Currently about 40 million Americans are over age 65—a number that is expected to grow to more than 72 million by 2030. Millions of baby boomers will have difficulty obtaining behavioral health treatments unless there is a concerted effort to boost the number of providers able to supply geriatric behavioral health care, according to a new report from the Institute of Medicine (IOM). Barriers to growing and strengthening this workforce are “fundamental and entrenched,” and the magnitude of the problem is so great that no single approach or isolated changes will address it, said the committee that wrote the report.
The 284-page report, The Mental Health and Substance Use Workforce for Older Adults: In Whose Hands? emphasizes the “conspicuous lack of national attention” to the geriatric behavioral health workforce. Federal responsibility is diffused across numerous agencies, bureaus, and departments. The committee's first recommendation is for Congress and the Secretary of the Department of Health and Human Services (HHS) to designate a responsible entity for coordinating federal efforts to develop and strengthen the nation's geriatric behavioral health workforce. The committee recommends that Congress fund the already authorized National Health Care Workforce Commission to serve in this capacity. In the absence of congressional action, the Secretary of HHS should act as soon as possible to designate an alternative body.

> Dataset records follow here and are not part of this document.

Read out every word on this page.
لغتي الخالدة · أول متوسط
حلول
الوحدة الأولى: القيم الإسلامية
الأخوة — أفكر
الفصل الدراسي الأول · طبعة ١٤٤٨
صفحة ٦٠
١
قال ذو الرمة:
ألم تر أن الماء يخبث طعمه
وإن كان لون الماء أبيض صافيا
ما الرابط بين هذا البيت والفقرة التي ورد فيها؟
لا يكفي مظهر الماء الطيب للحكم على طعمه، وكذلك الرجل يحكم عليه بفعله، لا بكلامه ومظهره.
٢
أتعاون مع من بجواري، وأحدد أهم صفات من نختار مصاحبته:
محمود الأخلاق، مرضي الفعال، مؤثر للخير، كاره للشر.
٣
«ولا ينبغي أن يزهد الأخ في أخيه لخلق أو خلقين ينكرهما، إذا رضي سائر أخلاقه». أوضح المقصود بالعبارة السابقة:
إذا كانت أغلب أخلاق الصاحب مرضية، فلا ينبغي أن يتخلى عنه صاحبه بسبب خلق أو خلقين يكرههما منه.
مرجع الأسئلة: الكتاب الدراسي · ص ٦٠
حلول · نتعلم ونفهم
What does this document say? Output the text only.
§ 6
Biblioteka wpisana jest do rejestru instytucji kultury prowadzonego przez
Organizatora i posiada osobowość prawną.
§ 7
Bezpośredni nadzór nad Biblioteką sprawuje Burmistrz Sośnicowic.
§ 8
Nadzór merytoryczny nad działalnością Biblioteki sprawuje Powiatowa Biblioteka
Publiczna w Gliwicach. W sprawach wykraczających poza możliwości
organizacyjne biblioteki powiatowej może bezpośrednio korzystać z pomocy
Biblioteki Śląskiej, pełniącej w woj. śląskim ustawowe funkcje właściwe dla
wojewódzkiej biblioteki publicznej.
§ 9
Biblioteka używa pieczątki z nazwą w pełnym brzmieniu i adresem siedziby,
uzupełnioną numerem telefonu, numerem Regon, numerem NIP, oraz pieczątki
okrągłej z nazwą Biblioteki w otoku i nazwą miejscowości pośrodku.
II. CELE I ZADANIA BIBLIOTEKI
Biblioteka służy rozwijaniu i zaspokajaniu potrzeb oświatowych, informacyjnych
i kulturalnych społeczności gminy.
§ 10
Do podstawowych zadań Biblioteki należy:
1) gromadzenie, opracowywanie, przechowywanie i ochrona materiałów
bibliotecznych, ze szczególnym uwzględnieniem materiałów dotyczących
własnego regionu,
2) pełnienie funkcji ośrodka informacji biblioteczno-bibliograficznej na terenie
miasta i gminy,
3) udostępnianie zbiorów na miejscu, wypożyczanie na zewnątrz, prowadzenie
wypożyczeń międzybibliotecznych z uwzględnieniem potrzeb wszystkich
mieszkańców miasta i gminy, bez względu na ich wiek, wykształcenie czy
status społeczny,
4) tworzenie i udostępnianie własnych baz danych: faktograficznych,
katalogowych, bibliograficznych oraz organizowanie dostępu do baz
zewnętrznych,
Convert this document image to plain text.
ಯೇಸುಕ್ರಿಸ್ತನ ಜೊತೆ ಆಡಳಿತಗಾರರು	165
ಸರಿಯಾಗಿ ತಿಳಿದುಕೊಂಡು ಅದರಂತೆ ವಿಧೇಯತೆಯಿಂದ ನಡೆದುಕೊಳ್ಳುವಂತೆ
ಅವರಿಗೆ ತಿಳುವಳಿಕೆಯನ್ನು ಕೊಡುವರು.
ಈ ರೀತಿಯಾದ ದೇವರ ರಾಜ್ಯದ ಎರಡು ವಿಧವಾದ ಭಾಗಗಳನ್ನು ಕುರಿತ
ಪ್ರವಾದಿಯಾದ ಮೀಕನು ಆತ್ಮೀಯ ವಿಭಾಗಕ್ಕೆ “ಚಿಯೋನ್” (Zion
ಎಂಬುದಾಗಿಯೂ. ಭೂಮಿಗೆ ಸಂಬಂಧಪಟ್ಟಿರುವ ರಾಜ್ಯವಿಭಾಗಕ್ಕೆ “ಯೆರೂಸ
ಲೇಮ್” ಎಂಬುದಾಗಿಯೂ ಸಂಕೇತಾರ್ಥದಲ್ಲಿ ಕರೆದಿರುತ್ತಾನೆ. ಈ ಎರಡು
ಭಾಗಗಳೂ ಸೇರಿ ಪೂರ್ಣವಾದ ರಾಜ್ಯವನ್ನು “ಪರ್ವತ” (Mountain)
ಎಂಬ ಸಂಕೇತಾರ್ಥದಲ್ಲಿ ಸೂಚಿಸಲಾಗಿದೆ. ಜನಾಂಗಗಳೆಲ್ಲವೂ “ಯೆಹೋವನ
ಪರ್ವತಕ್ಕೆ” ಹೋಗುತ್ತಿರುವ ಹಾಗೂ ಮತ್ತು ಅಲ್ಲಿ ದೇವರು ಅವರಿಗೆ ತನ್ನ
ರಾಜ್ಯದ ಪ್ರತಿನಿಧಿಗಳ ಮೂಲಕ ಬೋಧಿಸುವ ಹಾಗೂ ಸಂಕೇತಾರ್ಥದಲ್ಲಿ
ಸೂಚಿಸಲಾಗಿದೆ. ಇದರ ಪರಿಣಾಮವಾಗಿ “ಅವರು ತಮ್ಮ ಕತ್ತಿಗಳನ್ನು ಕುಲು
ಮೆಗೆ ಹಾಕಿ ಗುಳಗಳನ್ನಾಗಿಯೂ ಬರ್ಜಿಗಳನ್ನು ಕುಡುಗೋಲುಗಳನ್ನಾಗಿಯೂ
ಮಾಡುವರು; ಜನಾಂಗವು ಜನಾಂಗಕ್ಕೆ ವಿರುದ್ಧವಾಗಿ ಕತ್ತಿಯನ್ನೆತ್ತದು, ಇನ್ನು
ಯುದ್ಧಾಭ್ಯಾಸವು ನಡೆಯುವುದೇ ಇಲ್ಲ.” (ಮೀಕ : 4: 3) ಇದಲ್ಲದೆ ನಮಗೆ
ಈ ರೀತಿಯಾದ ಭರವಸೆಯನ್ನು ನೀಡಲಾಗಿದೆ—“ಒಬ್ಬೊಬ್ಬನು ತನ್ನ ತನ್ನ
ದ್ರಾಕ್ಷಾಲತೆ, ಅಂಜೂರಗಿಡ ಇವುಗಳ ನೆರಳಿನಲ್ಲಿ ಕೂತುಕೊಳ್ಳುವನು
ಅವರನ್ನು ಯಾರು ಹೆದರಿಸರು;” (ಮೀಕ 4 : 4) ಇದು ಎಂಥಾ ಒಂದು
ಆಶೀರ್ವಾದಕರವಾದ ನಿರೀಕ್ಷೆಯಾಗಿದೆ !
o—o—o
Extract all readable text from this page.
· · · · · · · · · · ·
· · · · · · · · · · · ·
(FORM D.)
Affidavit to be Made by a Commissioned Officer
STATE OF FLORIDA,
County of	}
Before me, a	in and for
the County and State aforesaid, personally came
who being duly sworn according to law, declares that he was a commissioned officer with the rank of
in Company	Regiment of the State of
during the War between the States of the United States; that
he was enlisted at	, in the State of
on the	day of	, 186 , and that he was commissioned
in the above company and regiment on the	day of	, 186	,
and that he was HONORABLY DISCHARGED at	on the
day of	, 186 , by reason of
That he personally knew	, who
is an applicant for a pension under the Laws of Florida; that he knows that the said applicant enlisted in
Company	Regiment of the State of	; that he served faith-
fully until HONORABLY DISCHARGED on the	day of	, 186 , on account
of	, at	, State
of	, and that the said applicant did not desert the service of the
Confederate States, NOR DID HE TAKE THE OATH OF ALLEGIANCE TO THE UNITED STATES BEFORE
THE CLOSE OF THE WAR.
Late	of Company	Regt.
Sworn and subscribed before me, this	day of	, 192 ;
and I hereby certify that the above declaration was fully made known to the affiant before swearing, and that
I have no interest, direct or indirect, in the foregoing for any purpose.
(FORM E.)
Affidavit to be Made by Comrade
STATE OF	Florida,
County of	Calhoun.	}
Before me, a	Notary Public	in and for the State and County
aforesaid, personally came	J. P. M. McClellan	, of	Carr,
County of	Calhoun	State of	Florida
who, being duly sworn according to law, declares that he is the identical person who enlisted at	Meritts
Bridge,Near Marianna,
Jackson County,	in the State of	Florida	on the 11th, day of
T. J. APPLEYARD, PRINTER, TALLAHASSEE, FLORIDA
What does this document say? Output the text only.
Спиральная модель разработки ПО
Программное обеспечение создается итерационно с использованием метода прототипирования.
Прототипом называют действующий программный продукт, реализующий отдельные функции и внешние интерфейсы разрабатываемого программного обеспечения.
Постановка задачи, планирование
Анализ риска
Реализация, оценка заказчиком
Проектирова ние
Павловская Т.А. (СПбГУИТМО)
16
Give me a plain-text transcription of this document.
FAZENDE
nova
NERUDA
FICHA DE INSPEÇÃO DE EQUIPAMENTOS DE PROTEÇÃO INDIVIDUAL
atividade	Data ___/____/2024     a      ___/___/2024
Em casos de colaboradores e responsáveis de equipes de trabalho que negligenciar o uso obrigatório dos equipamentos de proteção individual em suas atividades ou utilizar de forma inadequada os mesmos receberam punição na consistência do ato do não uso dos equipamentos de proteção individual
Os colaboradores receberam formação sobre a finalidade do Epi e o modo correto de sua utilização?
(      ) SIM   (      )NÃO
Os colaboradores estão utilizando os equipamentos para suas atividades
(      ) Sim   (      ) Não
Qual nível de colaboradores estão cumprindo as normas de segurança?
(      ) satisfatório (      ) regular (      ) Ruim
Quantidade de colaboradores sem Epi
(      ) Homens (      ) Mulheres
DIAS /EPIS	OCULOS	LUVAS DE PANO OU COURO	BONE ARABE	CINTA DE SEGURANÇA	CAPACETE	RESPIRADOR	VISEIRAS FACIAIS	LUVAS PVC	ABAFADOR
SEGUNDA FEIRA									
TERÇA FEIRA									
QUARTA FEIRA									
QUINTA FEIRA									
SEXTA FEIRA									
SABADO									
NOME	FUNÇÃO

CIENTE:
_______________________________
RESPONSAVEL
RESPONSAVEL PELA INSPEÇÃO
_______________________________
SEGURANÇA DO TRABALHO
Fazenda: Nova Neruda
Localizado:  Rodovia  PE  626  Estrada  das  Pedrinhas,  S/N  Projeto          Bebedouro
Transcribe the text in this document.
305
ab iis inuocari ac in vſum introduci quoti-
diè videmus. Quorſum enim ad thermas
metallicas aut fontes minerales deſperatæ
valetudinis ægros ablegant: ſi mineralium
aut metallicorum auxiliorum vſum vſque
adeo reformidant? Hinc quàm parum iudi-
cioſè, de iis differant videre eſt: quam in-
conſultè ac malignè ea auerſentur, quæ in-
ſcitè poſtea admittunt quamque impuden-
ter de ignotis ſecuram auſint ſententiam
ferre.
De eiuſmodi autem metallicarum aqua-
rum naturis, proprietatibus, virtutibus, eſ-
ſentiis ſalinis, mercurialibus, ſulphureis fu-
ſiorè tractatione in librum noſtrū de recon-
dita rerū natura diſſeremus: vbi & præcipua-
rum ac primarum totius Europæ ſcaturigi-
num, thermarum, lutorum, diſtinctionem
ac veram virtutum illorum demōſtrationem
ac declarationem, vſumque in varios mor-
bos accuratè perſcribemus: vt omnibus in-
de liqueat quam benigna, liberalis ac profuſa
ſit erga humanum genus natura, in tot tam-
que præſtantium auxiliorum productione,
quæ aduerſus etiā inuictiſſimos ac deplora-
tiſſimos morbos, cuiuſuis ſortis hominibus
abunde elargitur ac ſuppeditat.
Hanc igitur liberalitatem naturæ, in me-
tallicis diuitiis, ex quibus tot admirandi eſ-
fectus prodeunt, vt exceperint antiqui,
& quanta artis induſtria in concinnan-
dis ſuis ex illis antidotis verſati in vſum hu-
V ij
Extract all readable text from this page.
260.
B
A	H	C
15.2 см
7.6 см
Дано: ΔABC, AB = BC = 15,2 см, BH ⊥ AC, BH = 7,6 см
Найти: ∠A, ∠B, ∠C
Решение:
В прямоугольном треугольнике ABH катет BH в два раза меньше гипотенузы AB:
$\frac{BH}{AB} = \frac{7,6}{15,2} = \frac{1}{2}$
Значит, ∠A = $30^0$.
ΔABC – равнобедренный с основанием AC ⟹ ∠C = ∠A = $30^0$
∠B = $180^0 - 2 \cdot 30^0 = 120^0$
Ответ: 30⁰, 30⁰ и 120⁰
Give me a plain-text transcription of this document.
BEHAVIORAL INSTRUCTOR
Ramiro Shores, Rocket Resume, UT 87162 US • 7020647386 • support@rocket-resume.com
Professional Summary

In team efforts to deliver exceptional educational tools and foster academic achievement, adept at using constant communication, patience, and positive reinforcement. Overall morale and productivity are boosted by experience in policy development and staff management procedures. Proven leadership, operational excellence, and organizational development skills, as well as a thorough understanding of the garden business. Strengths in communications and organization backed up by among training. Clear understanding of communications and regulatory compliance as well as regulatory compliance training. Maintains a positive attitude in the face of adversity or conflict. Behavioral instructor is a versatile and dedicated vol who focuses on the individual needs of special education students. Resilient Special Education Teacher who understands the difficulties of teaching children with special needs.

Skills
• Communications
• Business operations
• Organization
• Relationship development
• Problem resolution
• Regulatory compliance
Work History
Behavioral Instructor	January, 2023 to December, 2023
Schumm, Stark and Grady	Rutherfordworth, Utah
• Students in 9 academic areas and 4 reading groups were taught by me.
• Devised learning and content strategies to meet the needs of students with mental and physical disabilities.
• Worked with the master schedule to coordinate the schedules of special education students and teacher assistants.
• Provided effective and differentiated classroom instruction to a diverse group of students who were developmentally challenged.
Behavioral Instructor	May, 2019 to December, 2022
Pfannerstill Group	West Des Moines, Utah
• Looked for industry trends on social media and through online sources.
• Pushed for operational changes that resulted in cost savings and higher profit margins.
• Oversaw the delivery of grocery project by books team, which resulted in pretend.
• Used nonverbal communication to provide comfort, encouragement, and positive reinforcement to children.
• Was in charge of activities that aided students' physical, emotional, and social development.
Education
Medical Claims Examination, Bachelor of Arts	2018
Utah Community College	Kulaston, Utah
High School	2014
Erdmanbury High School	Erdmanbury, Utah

In addition, the report calls on HHS leaders to ensure that their agencies are working toward building a workforce of sufficient size that is trained in geriatric mental health and substance abuse care. To grow the workforce, Congress should appropriate funds to carry out the provisions in the Affordable Care Act that support loan forgiveness and scholarships for individuals who work with or are preparing to work with older adults with behavioral health problems. Organizations that accredit health and social service professional schools and license providers should ensure that all who see older patients are able to recognize signs and symptoms of geriatric behavioral health conditions and provide basic care, the committee said.
The committee also calls for redesign of Medicare and Medicaid payment rules to guarantee coverage of counseling, care management, and other types of services necessary for treating behavioral health conditions so that clinicians are willing to provide this care. “There is a fundamental mismatch between older adults' need for coordinated care and Medicare fee-for-service reimbursement, which precludes payment of trained care managers and psychiatry consultation.”
The report follows from a 2008 IOM report, Retooling for an Aging America: Building the Health Care Workforce, which highlighted the urgency of expanding and strengthening the health care workforce in general. Congress mandated that the IOM undertake a complementary study of behavioral health workforce needs. In early 2011, a 16-member IOM committee was appointed that included experts in geriatric psychiatry, substance use, social work, psychology, nursing, direct care, epidemiology, workforce development, labor economics, long-term care, health care delivery and financing, and health care disparities.
“This report is a wake-up call that we need to prepare now or our older population and their extended families will suffer the consequences,” said committee chair Dan G. Blazer, M.D., Ph.D., professor of psychiatry and behavioral sciences at Duke University Medical School.